As organizações existem para facilitar a vida das pessoas, pelo que acredito que a revolução digital e automação apenas são úteis enquanto se mostrarem benéficas para a sociedade. A partir do momento em que os prejuízos superarem os benefícios, a humanidade deixará de promover digitalização e automação. Ou seja, considero que a revolução digital e a automação existem porque potenciam os valores humanos e que a liderança as promove para beneficiar a organização, os seus colaboradores e os seus stakeholders.
Por isso, a sua introdução deve ser convenientemente comunicada, ser apoiada em ações de formação e de alguma forma servir para melhorar a comunicação dentro da organização e a cultura organizacional. Só assim continuaremos a preservar os valores humanos das organizações e a beneficiar com a introdução da tecnologia.
Que grandes tendências poderão moldar o futuro da mobilidade elétrica em Portugal e na Europa?
O contexto geopolítico internacional está em mudança, pelo que é natural que os mercados vivam numa conjuntura de incerteza que poderá afetar o ritmo de evolução da mobilidade elétrica. Em termos tecnológicos, vamos continuar a assistir à evolução da autonomia e rapidez de carregamento das baterias, à evolução gradual das viaturas para a automação, melhorando a segurança e a experiência de condução. Será natural continuar a haver uma aproximação do custo de aquisição das viaturas elétricas ao custo de aquisição dos veículos a combustão, bem como uma maior proliferação de modelos eletrificados.

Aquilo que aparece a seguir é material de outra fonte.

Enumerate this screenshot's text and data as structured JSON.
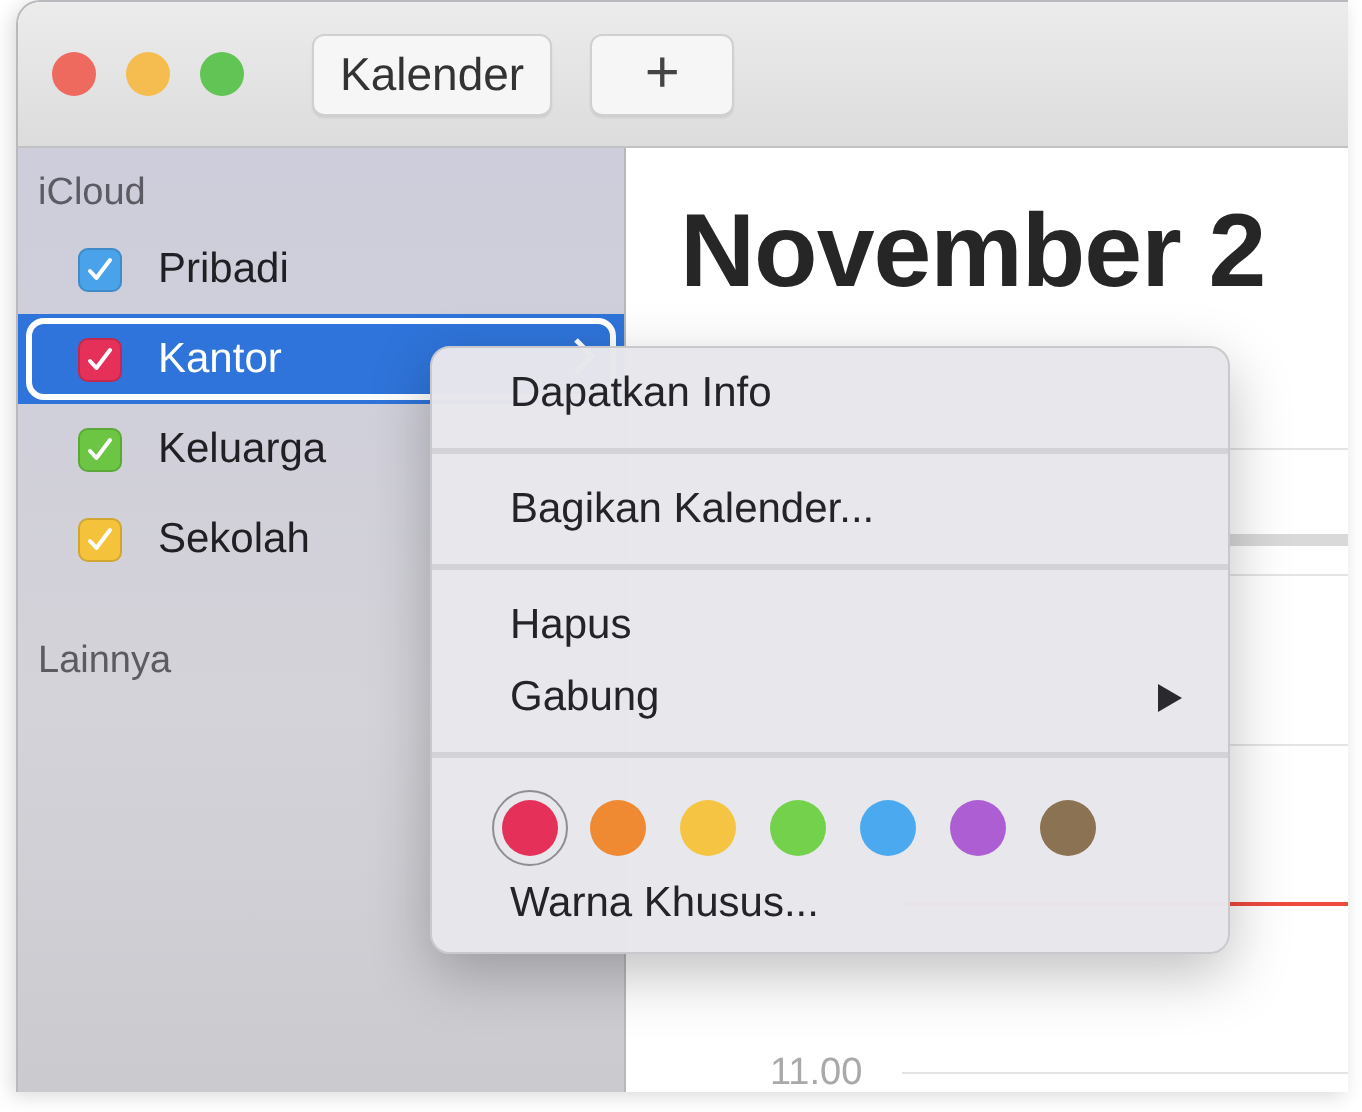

Contudo, a recente ameaça por parte de alguns países de introduzirem tarifas aduaneiras poderá ter impactos negativos na evolução esperada da mobilidade elétrica. Quanto a Portugal, espera-se que o ritmo de crescimento do parque automóvel eletrificado continue a acentuar-se e a infraestrutura de carregamento a responder adequadamente a estes crescimentos.
Por parte da MOBI.E, queremos, em conjunto com os nossos parceiros, introduzir mecanismos de flexibilidade da gestão de energia num projeto piloto a desenvolver com a E-Redes, bem como desenvolver um piloto que permita disponibilizar soluções de plug&charge aos utilizadores na rede MOBI.E. Além disso, estamos preparados para ajudar os nossos parceiros no desenvolvimento dos seus negócios, através da plataforma digital gerida pela MOBI.E. Finalmente, esperamos que 2025 seja o ano de arranque da mobilidade elétrica para os veículos pesados de mercadorias.
Como antecipa que a MOBI.E se posicione face à crescente digitalização e sustentabilidade do setor?
O papel da MOBI.E é de atuar como facilitador dos agentes de mercado, de forma que estes possam oferecer a melhor experiência possível ao crescente número de utilizadores de veículos elétricos. Desenvolvemos uma plataforma digital única que permite a integração de qualquer agente de mercado para que este possa desenvolver os seus negócios na mobilidade elétrica permitindo, ao mesmo tempo, disponibilizar em tempo real informação agregada sobre a disponibilidade da rede, aspeto que tem sido fundamental e diferenciador para gerar confiança do utilizador na mobilidade elétrica.
Que mensagem gostaria de deixar para os parceiros, comercializadores e operadores no âmbito dos desafios e oportunidades de 2025 no Setor?
Penso que tem sido uma experiência enriquecedora o ecossistema que temos sabido construir em torno da mobilidade elétrica com a preocupação de garantir a melhor experiência possível ao utilizador.
Para mim, tem sido uma experiência gratificante e motivadora assistir na primeira fila a esta revolução. Conseguir fazer evoluir o mercado de mobilidade elétrica ao ritmo que temos conseguido, apoiado essencialmente, no investimento privado, onde empresas de diferentes dimensões, maturidade, desenvolvimento tecnológico e conhecimento do negócio conseguem oferecer soluções diversificadas aos seus clientes, gerando a confiança necessária para a mudança, tem sido muito gratificante, pelo que só tenho de agradecer a todos por esta oportunidade. Quanto aos desafios, todos sabemos que vivemos momentos de alguma incerteza, mas todos sabem que o caminho conjunto que temos efetuado tem trazido sucesso, quando comparado com a generalidade dos outros países. Eles, mais do que ninguém, sabem o risco dos seus investimentos, uma vez que estamos ainda muito no início do processo de transição para a mobilidade elétrica.